Essere nella testa di un giapponese è forse difficile tanto per un italiano quanto per un giapponese. Ma non ho prove scientifiche in merito. Ed è una considerazione davvero sommaria e particolare se è vero che questa mattina a fotografare il Vittoriano ho visto una schiera talmente multietnica da far ingrigire qualsiasi facile schematismo. “Questo grande ed enorme pisciatoio di lusso” (per dirla con il caustico Papini), la dentiera, la macchina da scrivere ha sempre conquistato, senza doversi dare troppo da fare, epiteti denigratori di acrobatica fantasia. Eppure il bagliore che lancia in piazza Venezia è uno dei più scattati.
Sarà una questione storica? Una punta di malinconico “Si stava meglio quando si stava peggio”?
Le file per vederlo e per scalarlo non hanno solo il profilo alto della burocrazia che lo omaggia annualmente di corone d’alloro, fanfare e saluti militari ma quello di un gregge meno patriottico. I 243 gradini hanno la faccia evergreen che neppure la Scala Santa a San Giovanni.
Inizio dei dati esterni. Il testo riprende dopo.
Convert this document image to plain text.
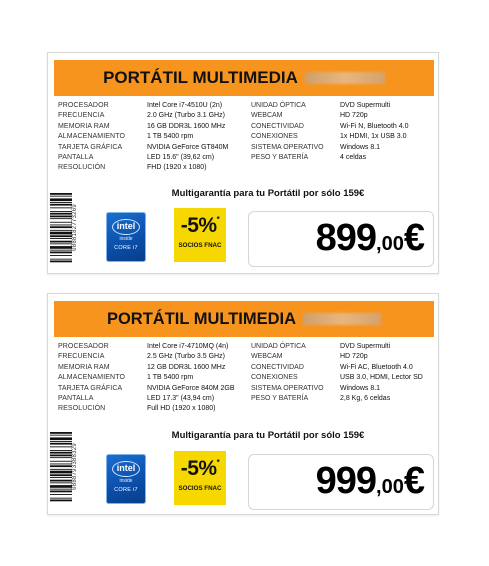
PORTÁTIL MULTIMEDIA
PROCESADOR	Intel Core i7-4510U (2n)	UNIDAD ÓPTICA	DVD Supermulti
FRECUENCIA	2.0 GHz (Turbo 3.1 GHz)	WEBCAM	HD 720p
MEMORIA RAM	16 GB DDR3L 1600 MHz	CONECTIVIDAD	Wi-Fi N, Bluetooth 4.0
ALMACENAMIENTO	1 TB 5400 rpm	CONEXIONES	1x HDMI, 1x USB 3.0
TARJETA GRÁFICA	NVIDIA GeForce GT840M	SISTEMA OPERATIVO	Windows 8.1
PANTALLA	LED 15.6" (39,62 cm)	PESO Y BATERÍA	4 celdas
RESOLUCIÓN	FHD (1920 x 1080)
Multigarantía para tu Portátil por sólo 159€
0888182773269	intel
inside
CORE i7
-5%*
SOCIOS FNAC 899,00€
PORTÁTIL MULTIMEDIA
PROCESADOR	Intel Core i7-4710MQ (4n)	UNIDAD ÓPTICA	DVD Supermulti
FRECUENCIA	2.5 GHz (Turbo 3.5 GHz)	WEBCAM	HD 720p
MEMORIA RAM	12 GB DDR3L 1600 MHz	CONECTIVIDAD	Wi-Fi AC, Bluetooth 4.0
ALMACENAMIENTO	1 TB 5400 rpm	CONEXIONES	USB 3.0, HDMI, Lector SD
TARJETA GRÁFICA	NVIDIA GeForce 840M 2GB	SISTEMA OPERATIVO	Windows 8.1
PANTALLA	LED 17.3" (43,94 cm)	PESO Y BATERÍA	2,8 Kg, 6 celdas
RESOLUCIÓN	Full HD (1920 x 1080)
Multigarantía para tu Portátil por sólo 159€
0888793388329	intel
inside
CORE i7
-5%*
SOCIOS FNAC 999,00€
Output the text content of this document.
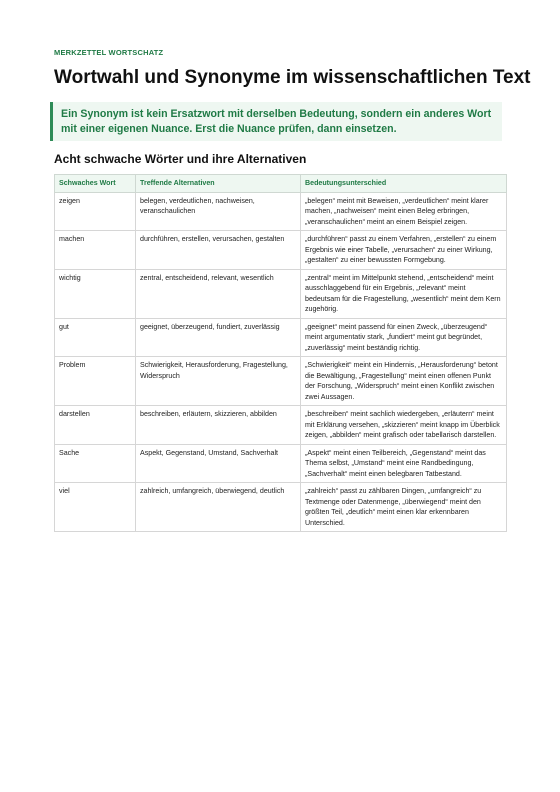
MERKZETTEL WORTSCHATZ
Wortwahl und Synonyme im wissenschaftlichen Text
Ein Synonym ist kein Ersatzwort mit derselben Bedeutung, sondern ein anderes Wort mit einer eigenen Nuance. Erst die Nuance prüfen, dann einsetzen.
Acht schwache Wörter und ihre Alternativen
Schwaches Wort	Treffende Alternativen	Bedeutungsunterschied
zeigen	belegen, verdeutlichen, nachweisen, veranschaulichen	„belegen“ meint mit Beweisen, „verdeutlichen“ meint klarer machen, „nachweisen“ meint einen Beleg erbringen, „veranschaulichen“ meint an einem Beispiel zeigen.
machen	durchführen, erstellen, verursachen, gestalten	„durchführen“ passt zu einem Verfahren, „erstellen“ zu einem Ergebnis wie einer Tabelle, „verursachen“ zu einer Wirkung, „gestalten“ zu einer bewussten Formgebung.
wichtig	zentral, entscheidend, relevant, wesentlich	„zentral“ meint im Mittelpunkt stehend, „entscheidend“ meint ausschlaggebend für ein Ergebnis, „relevant“ meint bedeutsam für die Fragestellung, „wesentlich“ meint dem Kern zugehörig.
gut	geeignet, überzeugend, fundiert, zuverlässig	„geeignet“ meint passend für einen Zweck, „überzeugend“ meint argumentativ stark, „fundiert“ meint gut begründet, „zuverlässig“ meint beständig richtig.
Problem	Schwierigkeit, Herausforderung, Fragestellung, Widerspruch	„Schwierigkeit“ meint ein Hindernis, „Herausforderung“ betont die Bewältigung, „Fragestellung“ meint einen offenen Punkt der Forschung, „Widerspruch“ meint einen Konflikt zwischen zwei Aussagen.
darstellen	beschreiben, erläutern, skizzieren, abbilden	„beschreiben“ meint sachlich wiedergeben, „erläutern“ meint mit Erklärung versehen, „skizzieren“ meint knapp im Überblick zeigen, „abbilden“ meint grafisch oder tabellarisch darstellen.
Sache	Aspekt, Gegenstand, Umstand, Sachverhalt	„Aspekt“ meint einen Teilbereich, „Gegenstand“ meint das Thema selbst, „Umstand“ meint eine Randbedingung, „Sachverhalt“ meint einen belegbaren Tatbestand.
viel	zahlreich, umfangreich, überwiegend, deutlich	„zahlreich“ passt zu zählbaren Dingen, „umfangreich“ zu Textmenge oder Datenmenge, „überwiegend“ meint den größten Teil, „deutlich“ meint einen klar erkennbaren Unterschied.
Il progetto dell’architetto marchigiano Sacconi dedicato a Vittorio Emanuele II non finisce per impressionare, abbacinare, convincere alla salita o al semplice scatto solo gli occhi a mandorla dal clic facile. Piace agli italiani (più Sud? più Nord? sarei curioso di sapere le statistiche!), affascina il turista che cerca forse a Roma tracce di fasti più recenti dopo una sbornia di rovine e basiliche. Forse è anche la posizione che lo avvantaggia. Forse è la maestosità rara e irripetuta nei secoli a noi più prossimi che fa dell’Altare della Patria il centro di un pensiero-fulcro dell’Urbe.